What made it was so easy for me to land jobs when I was 19 was because I only had to compete with the thousands of people who surrounded me locally. Even with those odds I still had more chances of standing out and landing a position. Those days are long gone since aspiring filmmakers now are no longer just competing with the thousands of other aspiring filmmakers around Los Angeles; they’re competing with the entire world.
My college students have an extremely difficult time breaking into the business. The odds are definitely against them since literally millions of people move to Los Angeles from all over the world every year with the same exact dream. And they can work for cheaper. To make matters even worse, so many productions have gone to Canada in order to save costs. It seems like you have more chances of getting into this industry if you were in Edmonton, Canada than if you were in sunny California.
Even the ancillary markets are plagued with this same concept of global competition. Say you have all of your computer software certificates and want to use being a production IT as your way in. Sorry, buddy, but there are factories full of techies in India who can do the same job as you for way cheaper. Say you’re an amazing illustrator and want to get in as an animator. Nope, Koreans got you there too.
The world has changed. You’re no longer going against just your friends and peers but everyone on the planet that has ever dared to dream the same dream. I see the frustration in my students’ faces and I really empathize with them. Fortunately for me, I already did the groundwork before the world became like this so now I can rely on my connections to support me and provide a steady stream of work. My students aren’t as lucky since they’re coming of age during the time of global economization, but I believe they shouldn’t give up.

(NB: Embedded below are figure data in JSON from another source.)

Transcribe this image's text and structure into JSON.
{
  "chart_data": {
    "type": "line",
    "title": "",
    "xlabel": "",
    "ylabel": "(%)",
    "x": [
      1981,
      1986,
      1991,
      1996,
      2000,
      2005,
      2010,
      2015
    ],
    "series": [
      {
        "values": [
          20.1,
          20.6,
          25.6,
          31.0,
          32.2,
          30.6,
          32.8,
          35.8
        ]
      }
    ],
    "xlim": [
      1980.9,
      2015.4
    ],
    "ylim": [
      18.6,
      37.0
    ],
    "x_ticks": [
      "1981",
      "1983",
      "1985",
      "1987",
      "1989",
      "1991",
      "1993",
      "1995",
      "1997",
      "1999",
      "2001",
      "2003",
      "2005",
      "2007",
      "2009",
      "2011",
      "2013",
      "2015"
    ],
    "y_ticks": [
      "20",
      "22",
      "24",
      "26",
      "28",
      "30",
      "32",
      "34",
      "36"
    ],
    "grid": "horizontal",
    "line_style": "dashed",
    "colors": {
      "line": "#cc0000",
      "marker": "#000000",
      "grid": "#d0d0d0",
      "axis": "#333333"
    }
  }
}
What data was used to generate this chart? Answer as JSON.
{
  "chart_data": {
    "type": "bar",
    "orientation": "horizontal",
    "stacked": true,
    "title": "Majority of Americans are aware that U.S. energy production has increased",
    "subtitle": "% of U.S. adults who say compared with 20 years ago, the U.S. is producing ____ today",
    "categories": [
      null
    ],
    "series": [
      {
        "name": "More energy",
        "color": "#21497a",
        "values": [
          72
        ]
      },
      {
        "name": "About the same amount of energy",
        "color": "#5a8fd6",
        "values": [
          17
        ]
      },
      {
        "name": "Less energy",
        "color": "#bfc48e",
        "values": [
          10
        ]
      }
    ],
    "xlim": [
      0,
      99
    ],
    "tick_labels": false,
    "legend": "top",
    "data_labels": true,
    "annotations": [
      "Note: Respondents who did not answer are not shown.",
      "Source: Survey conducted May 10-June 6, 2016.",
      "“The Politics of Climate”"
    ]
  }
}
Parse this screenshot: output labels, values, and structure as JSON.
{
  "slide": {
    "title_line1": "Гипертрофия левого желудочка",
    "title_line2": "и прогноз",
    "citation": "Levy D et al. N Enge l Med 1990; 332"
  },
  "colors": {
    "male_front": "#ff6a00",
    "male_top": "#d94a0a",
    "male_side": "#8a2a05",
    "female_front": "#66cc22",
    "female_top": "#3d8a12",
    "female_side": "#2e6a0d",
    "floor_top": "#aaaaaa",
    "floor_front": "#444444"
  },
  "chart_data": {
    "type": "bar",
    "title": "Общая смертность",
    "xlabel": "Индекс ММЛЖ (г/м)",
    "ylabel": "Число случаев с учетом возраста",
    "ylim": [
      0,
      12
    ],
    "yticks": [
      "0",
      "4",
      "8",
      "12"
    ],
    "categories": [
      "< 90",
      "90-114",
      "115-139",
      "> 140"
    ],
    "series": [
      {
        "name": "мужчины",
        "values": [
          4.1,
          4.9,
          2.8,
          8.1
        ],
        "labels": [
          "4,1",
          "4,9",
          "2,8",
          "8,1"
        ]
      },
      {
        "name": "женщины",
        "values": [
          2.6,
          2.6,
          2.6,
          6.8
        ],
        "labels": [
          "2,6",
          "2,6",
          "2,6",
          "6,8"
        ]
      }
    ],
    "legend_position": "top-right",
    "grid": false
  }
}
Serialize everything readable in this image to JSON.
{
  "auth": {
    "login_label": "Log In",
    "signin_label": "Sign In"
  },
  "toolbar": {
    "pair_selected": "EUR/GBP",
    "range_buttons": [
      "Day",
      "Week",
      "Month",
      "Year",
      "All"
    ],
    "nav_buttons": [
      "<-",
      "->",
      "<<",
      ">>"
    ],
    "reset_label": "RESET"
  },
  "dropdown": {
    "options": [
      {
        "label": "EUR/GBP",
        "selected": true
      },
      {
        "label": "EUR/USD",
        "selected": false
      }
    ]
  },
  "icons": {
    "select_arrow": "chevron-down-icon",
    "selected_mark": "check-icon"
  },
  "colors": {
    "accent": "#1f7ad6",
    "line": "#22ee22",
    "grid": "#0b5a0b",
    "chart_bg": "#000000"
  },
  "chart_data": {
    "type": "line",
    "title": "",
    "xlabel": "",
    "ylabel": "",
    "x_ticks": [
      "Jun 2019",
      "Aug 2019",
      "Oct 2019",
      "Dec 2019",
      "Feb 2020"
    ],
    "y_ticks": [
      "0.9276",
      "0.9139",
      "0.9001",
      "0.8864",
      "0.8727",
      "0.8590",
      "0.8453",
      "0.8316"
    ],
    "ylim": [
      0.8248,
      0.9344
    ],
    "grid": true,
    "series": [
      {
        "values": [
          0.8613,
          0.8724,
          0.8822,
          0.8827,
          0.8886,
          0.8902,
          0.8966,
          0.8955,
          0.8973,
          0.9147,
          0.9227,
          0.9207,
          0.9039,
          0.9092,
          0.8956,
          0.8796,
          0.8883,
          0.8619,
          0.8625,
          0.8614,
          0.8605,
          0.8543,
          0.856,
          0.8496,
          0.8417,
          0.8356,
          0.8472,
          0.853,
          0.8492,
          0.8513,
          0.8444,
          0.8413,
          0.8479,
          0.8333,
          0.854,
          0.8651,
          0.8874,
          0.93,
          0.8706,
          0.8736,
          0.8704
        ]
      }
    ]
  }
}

Their challenge lies in how they’re going to find ways to make themselves shine to employers. They have to be innovative and create ways so employers warrant hiring them at their higher American wages. If anything, being up against the world is a good thing because it raises the bar on competition and makes current job seekers more resourceful than ever before. If the current generation is up to facing this task, then maybe we will see a future filled with undying determination and aspirations that will be reflected in their work on the screen.